Dear bee and honey lovers,

as this year’s honey harvest is exceptional in many respects and we will need a plan B, we would like to keep you up to date!

Best regards Michael and Richard

Michael holds a honeycomb with white capped honey cells up to the camera.

We started our 2024 honey harvest in mid-July! At the end of the bee year, it is the best bonus and sweetest reward for our work with the bees. The conditions for this were quite good: our bees had a particularly strong winter this year, which allowed them to develop quickly and build up larger honey reserves than in previous years.

We noticed weeks ago at individual locations that the bees were also finding a special forest honey: The so-called “melezitose honey”. At that time, however, we had no idea how big a challenge this would be for us.

NATURAL PHENOMENON: MELEZITOSIS

In the foreground are bees crawling on a wooden frame, the Traunstein can be seen in the background.

Every 10-15 years, a natural phenomenon occurs in the forest in our region: the large black spruce bark louse – a distant relative of garden aphids – multiplies en masse. It taps into the spruce sap and produces large quantities of honeydew (up to 800 kilos per spruce!), which is a feast for ants, bees and wasps. Their honeydew – known as melezitose – is particularly popular because it is a triple sugar.

Bees cannot resist this honeydew: They are willing to travel unusually long distances and fly up to 10 kilometers to collect it.

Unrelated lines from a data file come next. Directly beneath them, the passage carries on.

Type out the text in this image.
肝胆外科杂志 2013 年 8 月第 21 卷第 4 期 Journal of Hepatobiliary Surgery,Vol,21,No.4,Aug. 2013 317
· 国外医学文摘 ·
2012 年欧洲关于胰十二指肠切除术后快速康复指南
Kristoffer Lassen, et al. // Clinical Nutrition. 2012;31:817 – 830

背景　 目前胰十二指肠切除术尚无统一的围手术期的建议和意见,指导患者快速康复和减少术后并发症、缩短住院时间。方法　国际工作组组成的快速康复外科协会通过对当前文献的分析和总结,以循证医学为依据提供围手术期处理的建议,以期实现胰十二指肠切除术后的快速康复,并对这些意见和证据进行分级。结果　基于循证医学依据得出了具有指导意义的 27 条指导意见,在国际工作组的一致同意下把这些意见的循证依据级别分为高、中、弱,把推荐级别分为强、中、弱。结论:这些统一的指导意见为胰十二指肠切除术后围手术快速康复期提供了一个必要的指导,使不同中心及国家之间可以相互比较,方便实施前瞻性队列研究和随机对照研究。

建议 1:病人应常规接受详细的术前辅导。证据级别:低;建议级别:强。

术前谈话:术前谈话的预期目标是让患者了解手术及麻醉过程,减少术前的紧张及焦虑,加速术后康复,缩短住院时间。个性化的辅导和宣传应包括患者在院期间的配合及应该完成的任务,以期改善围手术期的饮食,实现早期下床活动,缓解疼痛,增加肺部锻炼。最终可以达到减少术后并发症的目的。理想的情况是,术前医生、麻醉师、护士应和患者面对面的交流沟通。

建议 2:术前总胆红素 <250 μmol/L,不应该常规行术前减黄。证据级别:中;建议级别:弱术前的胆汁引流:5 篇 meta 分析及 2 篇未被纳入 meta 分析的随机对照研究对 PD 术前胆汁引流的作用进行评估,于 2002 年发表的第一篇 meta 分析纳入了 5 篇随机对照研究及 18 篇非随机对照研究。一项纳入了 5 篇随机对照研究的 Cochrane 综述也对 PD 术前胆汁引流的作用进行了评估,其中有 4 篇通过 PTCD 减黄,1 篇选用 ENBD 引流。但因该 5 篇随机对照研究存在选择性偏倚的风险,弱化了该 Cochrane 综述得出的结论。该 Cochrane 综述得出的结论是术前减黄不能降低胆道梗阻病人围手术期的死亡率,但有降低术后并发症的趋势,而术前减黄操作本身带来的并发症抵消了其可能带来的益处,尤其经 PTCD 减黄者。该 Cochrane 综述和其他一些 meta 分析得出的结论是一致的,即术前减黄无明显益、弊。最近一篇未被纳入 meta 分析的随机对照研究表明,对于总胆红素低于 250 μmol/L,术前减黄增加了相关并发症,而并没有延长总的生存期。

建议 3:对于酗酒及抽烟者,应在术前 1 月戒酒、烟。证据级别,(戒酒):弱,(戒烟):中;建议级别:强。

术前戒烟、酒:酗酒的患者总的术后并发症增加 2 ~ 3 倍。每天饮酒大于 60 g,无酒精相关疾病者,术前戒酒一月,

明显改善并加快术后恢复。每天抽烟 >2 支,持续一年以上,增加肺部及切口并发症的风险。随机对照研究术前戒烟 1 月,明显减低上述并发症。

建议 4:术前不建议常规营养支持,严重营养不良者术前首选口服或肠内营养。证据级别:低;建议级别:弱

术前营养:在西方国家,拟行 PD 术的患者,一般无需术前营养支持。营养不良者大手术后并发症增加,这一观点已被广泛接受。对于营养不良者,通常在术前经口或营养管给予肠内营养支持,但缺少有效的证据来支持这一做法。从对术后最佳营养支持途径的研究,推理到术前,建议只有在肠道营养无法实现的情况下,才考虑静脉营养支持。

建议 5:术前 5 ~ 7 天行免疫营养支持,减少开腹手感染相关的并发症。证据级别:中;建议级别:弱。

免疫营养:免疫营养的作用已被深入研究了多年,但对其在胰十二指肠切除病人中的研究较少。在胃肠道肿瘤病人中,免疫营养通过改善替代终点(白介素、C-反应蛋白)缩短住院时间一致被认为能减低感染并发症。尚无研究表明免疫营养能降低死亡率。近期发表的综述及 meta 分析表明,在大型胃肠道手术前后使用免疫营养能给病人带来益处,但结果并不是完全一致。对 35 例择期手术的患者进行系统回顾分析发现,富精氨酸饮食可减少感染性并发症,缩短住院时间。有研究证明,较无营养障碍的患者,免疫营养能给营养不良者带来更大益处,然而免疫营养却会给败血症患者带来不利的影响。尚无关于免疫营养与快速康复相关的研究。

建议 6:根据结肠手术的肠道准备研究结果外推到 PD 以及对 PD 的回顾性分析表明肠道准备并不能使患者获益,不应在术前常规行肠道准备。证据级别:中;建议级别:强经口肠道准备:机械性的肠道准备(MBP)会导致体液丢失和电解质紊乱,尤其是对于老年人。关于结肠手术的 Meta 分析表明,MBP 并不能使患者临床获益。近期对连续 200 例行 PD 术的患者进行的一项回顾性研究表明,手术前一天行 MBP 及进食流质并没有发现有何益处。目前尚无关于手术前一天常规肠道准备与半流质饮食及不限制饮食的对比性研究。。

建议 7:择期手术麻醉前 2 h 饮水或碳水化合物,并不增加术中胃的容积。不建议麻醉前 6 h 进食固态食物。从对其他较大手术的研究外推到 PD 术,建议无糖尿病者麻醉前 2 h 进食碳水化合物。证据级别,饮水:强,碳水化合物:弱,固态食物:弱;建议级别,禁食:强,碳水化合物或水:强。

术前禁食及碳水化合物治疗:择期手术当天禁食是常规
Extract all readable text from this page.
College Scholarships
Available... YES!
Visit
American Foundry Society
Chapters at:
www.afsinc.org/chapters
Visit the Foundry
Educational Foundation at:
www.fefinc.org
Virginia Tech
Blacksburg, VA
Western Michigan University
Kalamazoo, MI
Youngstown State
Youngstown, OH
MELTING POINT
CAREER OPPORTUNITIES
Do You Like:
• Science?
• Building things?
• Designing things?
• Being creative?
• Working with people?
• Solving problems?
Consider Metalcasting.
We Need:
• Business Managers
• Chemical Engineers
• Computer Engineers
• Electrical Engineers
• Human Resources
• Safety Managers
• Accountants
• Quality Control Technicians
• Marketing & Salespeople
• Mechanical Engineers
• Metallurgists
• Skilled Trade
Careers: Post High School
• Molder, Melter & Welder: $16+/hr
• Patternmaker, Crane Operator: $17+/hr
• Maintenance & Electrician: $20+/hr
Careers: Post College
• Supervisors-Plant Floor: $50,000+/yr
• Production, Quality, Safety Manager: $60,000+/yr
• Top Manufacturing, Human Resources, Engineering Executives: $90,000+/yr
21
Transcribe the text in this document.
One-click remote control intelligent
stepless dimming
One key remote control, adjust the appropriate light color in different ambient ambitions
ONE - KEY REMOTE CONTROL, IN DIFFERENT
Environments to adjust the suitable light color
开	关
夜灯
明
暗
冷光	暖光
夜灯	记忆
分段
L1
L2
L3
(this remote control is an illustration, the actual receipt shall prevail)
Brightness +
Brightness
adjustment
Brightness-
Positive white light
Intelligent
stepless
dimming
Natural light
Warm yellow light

By comparison, their normal collection radius is around 3 kilometers. Once forager bees have discovered melezitosis, they do not deviate from it.

The big catch: Melezitose crystallizes immediately in the combs – and can only be liquefied again with great effort for the bees. Specifically, you need 20 parts water to dissolve 1 part honey. In comparison: fructose needs approx. 1.25 parts water for 1 part honey.

At this point, it quickly becomes clear why large quantities of this forest honey become a threat to bees in winter: It takes extra energy to collect water and if it is too cold to collect, they can no longer eat and die of starvation. At the same time, studies show that the quality of the bees’ forage juice decreases when they consume triple sugars. Your offspring are therefore less fit.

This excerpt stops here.